The threadCount parameter limits the number of tests Ant will run at the same time.

<target name="phpunit-parallel">
    <for param="directory" parallel="true" threadCount="4">
        <dirset dir="${basedir}">
            <include name="src/**/Tests"/>
        </dirset>
        <sequential>
            <antcall target="phpunit_run_by_directory" inheritall="true">
                <param name="testDirectory" value="@{directory}"/>
            </antcall>
        </sequential>
    </for>
</target>

For each directory we execute phpunit_run_by_directory passing in the full path to the directory to be tested.

From the passed in ${testDirectory} we extract last two parts of the directory name into junit.name so we can output the test results into build/logs/${junit.name} so Jenkins can read the test results for each directory.

<target name="phpunit_run_by_directory">
    <propertyregex property="junit.name"
          input="${testDirectory}"
          regexp="(\w+)\/(\w+)\/Tests$"
          select="\1-\2.xml"
          casesensitive="false"
          override="true"  />
    <exec dir="${basedir}" executable="${basedir}/bin/phpunit" outputproperty="testOutput" resultproperty="exitCode">
        <arg line="-c ${basedir}/app --log-junit build/logs/${junit.name} ${testDirectory}"/>
    </exec>

    <echo>TestSuite ${testDirectory} finished:</echo>
    <echo>${testOutput}</echo>

    <fail message="TestSuite '${testDirectory}' failed.">
        <condition>
            <not>
                <equals arg1="${exitCode}" arg2="0"/>
            </not>
        </condition>
    </fail>
</target>
Our `phpunit.xml` is located in the app folder, you will need to change it to your location.
We also use composer to include phpunit in our projects bin directory

You now need to configure your Jenkins build to read the jUnit files that were written into build/logs.

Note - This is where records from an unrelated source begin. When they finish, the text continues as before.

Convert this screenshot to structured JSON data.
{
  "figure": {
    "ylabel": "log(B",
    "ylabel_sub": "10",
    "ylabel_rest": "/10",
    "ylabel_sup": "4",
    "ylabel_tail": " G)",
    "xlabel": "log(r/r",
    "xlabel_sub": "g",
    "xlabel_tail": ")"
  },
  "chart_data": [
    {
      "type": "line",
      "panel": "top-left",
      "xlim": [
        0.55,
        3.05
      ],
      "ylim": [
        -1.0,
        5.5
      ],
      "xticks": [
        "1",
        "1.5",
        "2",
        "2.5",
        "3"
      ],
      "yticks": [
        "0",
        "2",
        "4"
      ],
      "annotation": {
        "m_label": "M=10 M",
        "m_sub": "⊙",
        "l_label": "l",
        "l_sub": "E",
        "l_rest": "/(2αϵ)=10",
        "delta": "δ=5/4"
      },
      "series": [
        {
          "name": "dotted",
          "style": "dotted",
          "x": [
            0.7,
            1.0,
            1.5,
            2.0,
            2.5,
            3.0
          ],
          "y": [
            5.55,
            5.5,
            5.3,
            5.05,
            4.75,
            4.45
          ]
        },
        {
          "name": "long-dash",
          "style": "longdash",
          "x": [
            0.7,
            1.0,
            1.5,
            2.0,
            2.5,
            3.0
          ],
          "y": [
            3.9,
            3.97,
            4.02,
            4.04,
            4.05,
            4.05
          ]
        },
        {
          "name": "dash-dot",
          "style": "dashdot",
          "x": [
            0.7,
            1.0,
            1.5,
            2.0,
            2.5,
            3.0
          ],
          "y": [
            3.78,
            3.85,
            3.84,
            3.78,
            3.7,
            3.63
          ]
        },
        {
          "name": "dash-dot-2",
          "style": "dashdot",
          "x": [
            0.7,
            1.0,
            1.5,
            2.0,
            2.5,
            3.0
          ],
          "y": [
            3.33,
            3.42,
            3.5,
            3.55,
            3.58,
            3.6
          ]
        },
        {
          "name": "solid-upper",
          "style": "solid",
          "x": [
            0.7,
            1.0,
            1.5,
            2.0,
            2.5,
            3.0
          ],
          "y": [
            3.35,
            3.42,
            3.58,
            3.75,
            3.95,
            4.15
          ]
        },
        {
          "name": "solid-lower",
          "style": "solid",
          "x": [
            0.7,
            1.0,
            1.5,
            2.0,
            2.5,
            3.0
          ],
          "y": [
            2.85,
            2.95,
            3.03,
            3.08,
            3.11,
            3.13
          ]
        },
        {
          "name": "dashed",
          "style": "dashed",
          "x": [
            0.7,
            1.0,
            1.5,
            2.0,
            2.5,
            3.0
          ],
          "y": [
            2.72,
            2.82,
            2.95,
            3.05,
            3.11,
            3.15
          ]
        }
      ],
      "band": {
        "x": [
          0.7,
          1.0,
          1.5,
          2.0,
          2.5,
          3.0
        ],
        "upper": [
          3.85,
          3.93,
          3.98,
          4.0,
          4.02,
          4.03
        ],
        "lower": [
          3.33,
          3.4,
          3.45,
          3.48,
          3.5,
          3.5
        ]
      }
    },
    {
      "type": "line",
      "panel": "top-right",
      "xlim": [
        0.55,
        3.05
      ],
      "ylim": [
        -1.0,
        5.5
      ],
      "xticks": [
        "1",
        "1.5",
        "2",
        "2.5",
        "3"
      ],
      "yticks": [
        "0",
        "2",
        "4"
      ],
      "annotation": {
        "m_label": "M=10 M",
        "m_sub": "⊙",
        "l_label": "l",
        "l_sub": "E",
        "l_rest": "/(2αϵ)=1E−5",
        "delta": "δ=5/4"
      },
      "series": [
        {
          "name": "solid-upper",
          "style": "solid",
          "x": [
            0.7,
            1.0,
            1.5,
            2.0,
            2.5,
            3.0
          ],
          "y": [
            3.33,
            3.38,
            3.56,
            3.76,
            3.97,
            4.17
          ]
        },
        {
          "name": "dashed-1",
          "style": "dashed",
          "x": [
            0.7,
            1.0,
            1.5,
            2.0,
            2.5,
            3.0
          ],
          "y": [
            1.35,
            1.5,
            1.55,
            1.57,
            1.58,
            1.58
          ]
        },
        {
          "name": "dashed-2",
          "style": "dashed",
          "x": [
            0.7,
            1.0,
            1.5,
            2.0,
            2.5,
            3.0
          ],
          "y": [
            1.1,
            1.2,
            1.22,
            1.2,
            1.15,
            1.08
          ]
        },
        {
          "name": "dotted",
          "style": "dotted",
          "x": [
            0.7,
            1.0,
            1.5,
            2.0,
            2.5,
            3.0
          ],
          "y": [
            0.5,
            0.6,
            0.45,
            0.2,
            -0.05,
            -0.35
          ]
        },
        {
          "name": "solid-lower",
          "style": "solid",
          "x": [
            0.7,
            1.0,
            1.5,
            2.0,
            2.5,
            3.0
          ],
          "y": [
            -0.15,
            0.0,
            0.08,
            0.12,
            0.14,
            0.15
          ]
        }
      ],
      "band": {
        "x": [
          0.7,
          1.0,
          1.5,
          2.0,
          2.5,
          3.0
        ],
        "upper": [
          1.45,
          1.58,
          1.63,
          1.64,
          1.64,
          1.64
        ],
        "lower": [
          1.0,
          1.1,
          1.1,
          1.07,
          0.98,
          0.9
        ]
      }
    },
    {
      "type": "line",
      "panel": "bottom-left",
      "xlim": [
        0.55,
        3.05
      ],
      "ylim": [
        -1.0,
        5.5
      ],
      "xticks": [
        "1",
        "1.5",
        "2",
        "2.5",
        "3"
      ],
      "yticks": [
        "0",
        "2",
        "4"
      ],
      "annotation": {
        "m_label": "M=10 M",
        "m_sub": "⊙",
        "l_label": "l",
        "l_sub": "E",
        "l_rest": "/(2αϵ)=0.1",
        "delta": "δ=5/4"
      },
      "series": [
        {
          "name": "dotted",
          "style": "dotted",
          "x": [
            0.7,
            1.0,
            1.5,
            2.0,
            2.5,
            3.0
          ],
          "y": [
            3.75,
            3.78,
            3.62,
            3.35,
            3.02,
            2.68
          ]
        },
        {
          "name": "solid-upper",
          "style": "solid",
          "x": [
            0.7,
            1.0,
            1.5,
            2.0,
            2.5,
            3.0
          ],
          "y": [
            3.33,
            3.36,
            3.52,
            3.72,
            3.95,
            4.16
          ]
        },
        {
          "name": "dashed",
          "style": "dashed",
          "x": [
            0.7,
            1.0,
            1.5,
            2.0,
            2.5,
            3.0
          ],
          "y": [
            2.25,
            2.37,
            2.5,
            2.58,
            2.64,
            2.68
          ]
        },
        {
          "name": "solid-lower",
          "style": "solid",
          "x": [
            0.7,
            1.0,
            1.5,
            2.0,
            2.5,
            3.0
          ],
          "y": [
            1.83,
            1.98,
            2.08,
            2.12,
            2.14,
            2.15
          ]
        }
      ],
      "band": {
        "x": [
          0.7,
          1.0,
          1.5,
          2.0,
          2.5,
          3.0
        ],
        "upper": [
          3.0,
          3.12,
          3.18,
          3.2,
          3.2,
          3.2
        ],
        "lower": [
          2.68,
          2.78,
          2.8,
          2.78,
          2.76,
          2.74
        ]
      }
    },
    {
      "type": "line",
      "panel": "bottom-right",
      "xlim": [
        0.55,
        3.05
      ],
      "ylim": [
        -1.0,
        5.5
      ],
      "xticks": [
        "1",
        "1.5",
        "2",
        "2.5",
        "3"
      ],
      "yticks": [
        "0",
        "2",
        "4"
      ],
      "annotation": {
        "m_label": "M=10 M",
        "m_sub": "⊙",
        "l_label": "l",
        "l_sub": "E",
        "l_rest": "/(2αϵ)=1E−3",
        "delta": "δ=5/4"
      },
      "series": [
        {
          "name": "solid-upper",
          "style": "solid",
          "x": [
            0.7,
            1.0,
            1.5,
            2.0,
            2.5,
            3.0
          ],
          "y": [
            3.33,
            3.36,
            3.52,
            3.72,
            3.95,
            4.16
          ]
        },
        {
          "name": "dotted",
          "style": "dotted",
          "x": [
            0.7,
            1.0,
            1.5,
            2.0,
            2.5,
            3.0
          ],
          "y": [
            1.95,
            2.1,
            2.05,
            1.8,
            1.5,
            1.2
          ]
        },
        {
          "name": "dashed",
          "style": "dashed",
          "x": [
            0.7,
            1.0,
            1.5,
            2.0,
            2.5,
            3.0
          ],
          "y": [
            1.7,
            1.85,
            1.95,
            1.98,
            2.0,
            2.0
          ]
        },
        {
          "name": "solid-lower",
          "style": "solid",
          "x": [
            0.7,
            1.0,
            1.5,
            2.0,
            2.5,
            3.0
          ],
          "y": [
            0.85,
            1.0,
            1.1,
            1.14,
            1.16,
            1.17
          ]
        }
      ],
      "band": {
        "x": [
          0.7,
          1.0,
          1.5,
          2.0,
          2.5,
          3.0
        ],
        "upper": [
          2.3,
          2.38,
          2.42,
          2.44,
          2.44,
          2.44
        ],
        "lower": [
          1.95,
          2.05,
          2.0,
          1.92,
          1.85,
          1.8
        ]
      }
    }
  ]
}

Simply change your publish xUnit pattern to be build/logs/*.xml as shown below.

Jenkins build config

Once you have gotten this all setup you can tweak the number of threads to get the best performance for your setup.

Results

So after a brand new server, adding our new accelerator and running our tests in parallel we finally got our build down to around 8 minutes in total. For us this is within the acceptable ten minute window but it doesn’t give us much room to grow.

We are now being more careful with our tests, keeping them quick with less functional tests and more unit tests.